Reverse Code Engineering Tutorial Part 2 Hackingloops

Let’s continue our tutorial on reverse engineering. Today I will teach you basic assembly language that is necessary for learning reverse engineering. Assembly language is very important for reverse engineering and we must know what registers are and which register serves for what. How the assembly language instructions work and how can we relate them to normal high language coding ( C, JAVA, VB, etc.) to hack software is extremely important knowledge to have.

Reverse Engineering Hacking class 2 – Introduction to assembly language

What is Assembly Language?

Assembly language is a low level machine language made up of machine instructions. Assembly language is specific to processor architecture, for example the language for x86 architecture is not the same as the language for SPARC architecture. Assembly language consists of assembly instructions and CPU registers. I will explain my tutorial considering x86 architecture. We will start with CPU registers.

CPU registers – Brief Introduction:

First of all what are registers? Most of Computer and Electronics Engineers know about them, but for others, registers are small segments of memory inside CPU that are used for storing temporary data. Some registers have specific functions, others are just use for general data storage. I am assuming that you all are using x86 machines. There are two types of processors, 32 bit and 64 bit processors. In a 32 bit processor, each register can hold 32 bits of data. On the other hand 64 bit register can hold 64 bits data. I am explaining this tutorial assuming that we are all using 32 bit processors. I will explain the same for 64 bits in later classes.

There are several registers but for Reverse engineering we HackingLoops users are interested in only 9 general purpose registers namely:

EAX
EBX
ECX
EDX
ESI
EDI
ESP
EBP
EIP

All of these registers serve a different purpose. So I will start explaining them one by one for a more clear and accurate understanding of register concepts. I am putting more strain on these because these registers are called the heart of reverse engineering.

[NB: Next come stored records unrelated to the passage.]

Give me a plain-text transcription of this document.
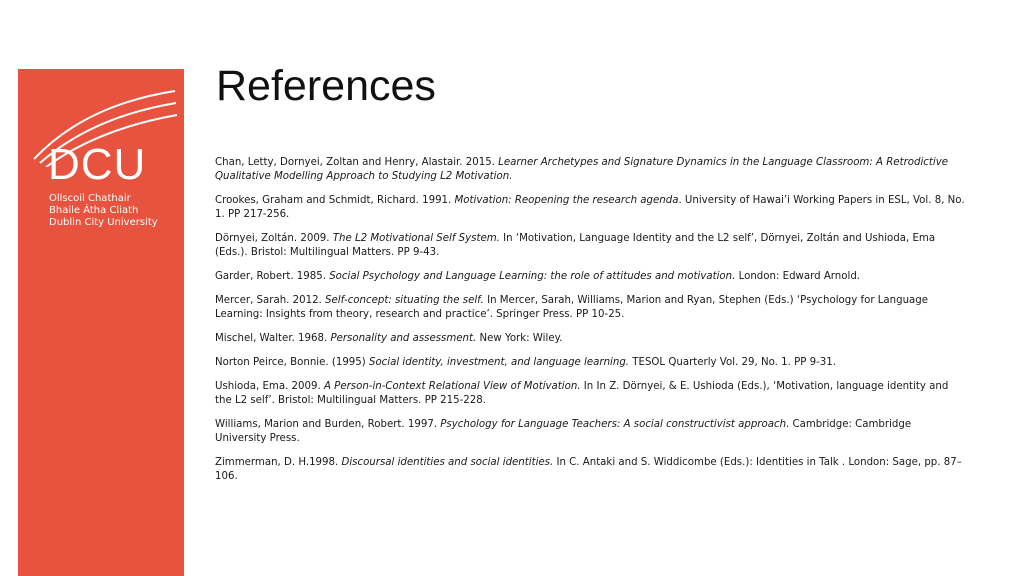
DCU
Ollscoil Chathair
Bhaile Átha Cliath
Dublin City University
References

Chan, Letty, Dornyei, Zoltan and Henry, Alastair. 2015. Learner Archetypes and Signature Dynamics in the Language Classroom: A Retrodictive Qualitative Modelling Approach to Studying L2 Motivation.

Crookes, Graham and Schmidt, Richard. 1991. Motivation: Reopening the research agenda. University of Hawai’i Working Papers in ESL, Vol. 8, No. 1. PP 217-256.

Dörnyei, Zoltán. 2009. The L2 Motivational Self System. In ‘Motivation, Language Identity and the L2 self’, Dörnyei, Zoltán and Ushioda, Ema (Eds.). Bristol: Multilingual Matters. PP 9-43.

Garder, Robert. 1985. Social Psychology and Language Learning: the role of attitudes and motivation. London: Edward Arnold.

Mercer, Sarah. 2012. Self-concept: situating the self. In Mercer, Sarah, Williams, Marion and Ryan, Stephen (Eds.) ‘Psychology for Language Learning: Insights from theory, research and practice’. Springer Press. PP 10-25.

Mischel, Walter. 1968. Personality and assessment. New York: Wiley.

Norton Peirce, Bonnie. (1995) Social identity, investment, and language learning. TESOL Quarterly Vol. 29, No. 1. PP 9-31.

Ushioda, Ema. 2009. A Person-in-Context Relational View of Motivation. In In Z. Dörnyei, & E. Ushioda (Eds.), ‘Motivation, language identity and the L2 self’. Bristol: Multilingual Matters. PP 215-228.

Williams, Marion and Burden, Robert. 1997. Psychology for Language Teachers: A social constructivist approach. Cambridge: Cambridge University Press.

Zimmerman, D. H.1998. Discoursal identities and social identities. In C. Antaki and S. Widdicombe (Eds.): Identities in Talk . London: Sage, pp. 87–106.
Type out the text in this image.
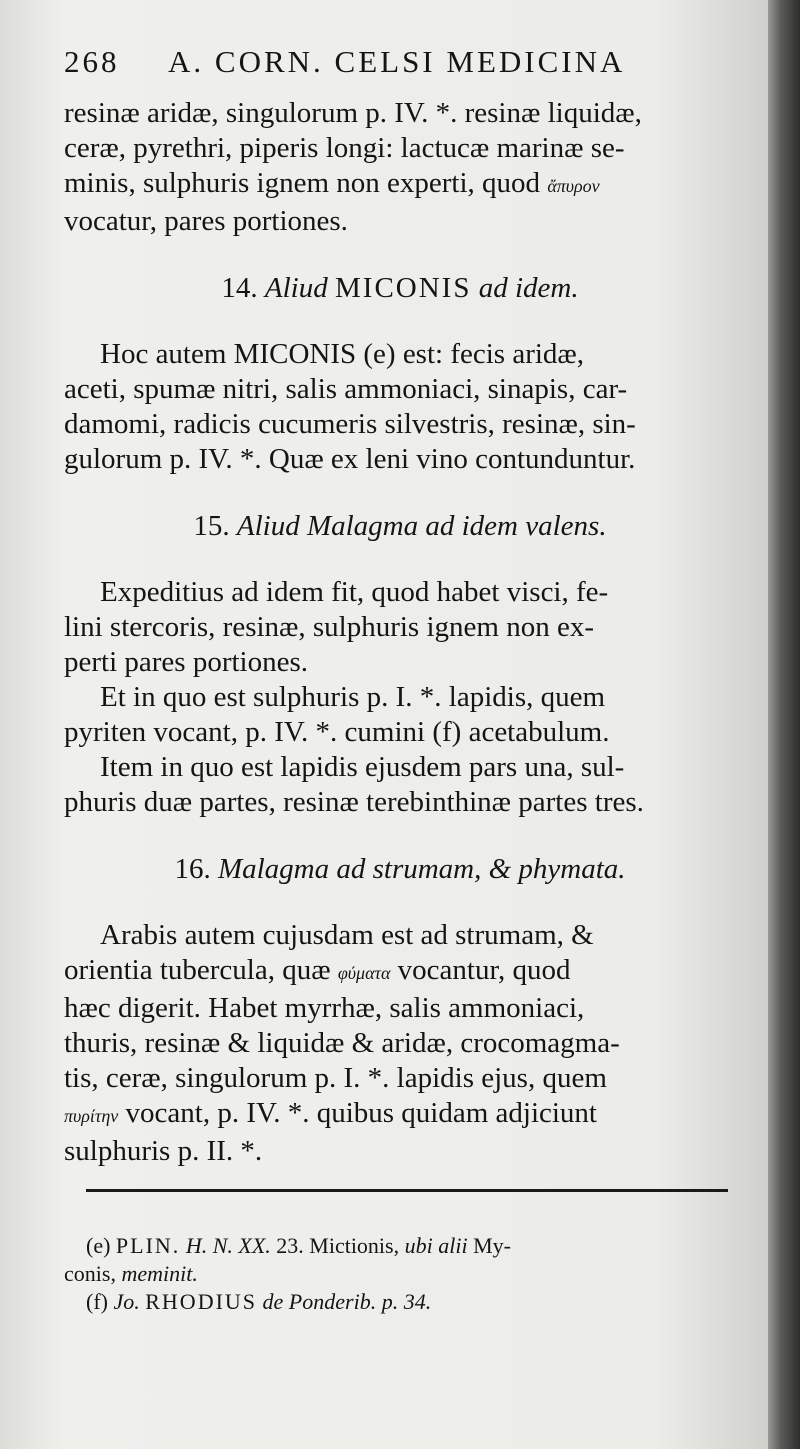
268	A. CORN. CELSI MEDICINA

resinæ aridæ, singulorum p. IV. *. resinæ liquidæ,

ceræ, pyrethri, piperis longi: lactucæ marinæ se-

minis, sulphuris ignem non experti, quod ἄπυρον

vocatur, pares portiones.

14. Aliud MICONIS ad idem.

Hoc autem MICONIS (e) est: fecis aridæ,

aceti, spumæ nitri, salis ammoniaci, sinapis, car-

damomi, radicis cucumeris silvestris, resinæ, sin-

gulorum p. IV. *. Quæ ex leni vino contunduntur.

15. Aliud Malagma ad idem valens.

Expeditius ad idem fit, quod habet visci, fe-

lini stercoris, resinæ, sulphuris ignem non ex-

perti pares portiones.

Et in quo est sulphuris p. I. *. lapidis, quem

pyriten vocant, p. IV. *. cumini (f) acetabulum.

Item in quo est lapidis ejusdem pars una, sul-

phuris duæ partes, resinæ terebinthinæ partes tres.

16. Malagma ad strumam, & phymata.

Arabis autem cujusdam est ad strumam, &

orientia tubercula, quæ φύματα vocantur, quod

hæc digerit. Habet myrrhæ, salis ammoniaci,

thuris, resinæ & liquidæ & aridæ, crocomagma-

tis, ceræ, singulorum p. I. *. lapidis ejus, quem

πυρίτην vocant, p. IV. *. quibus quidam adjiciunt

sulphuris p. II. *.

(e) PLIN. H. N. XX. 23. Mictionis, ubi alii My-

conis, meminit.

(f) Jo. RHODIUS de Ponderib. p. 34.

EAX register is an accumulator register which is used to store results of calculations. If any function returns a value its stored into the EAX register. We can access the EAX register using functions to retrieve the value of the EAX register.

Note: EAX registesr can also be used for holding normal values regardless of calculations.

The EDX is the data register. It’s basically an extension of EAX to assist it in storing extra data for complex operations. It can also be used for general purpose data storage.

The ECX, also called the count register, is used for looping operations. The repeated operations could be storing a string or counting numbers.

The ESI and EDI are relied upon by loops that process data. The ESI register is the source index for data operation and holds the location of the input data stream. The EDI points to the location where the result of data operation is stored, or the destination index.

ESP is the stack pointer, and EBP is the base pointer. These registers are used for managing function calls and stack operations. When a function is called, the function’s arguments are pushed on the stack and are followed by a return address. The ESP register points to the very top of the stack, so it will point to the return address. EBP is used to point to the bottom of the call stack.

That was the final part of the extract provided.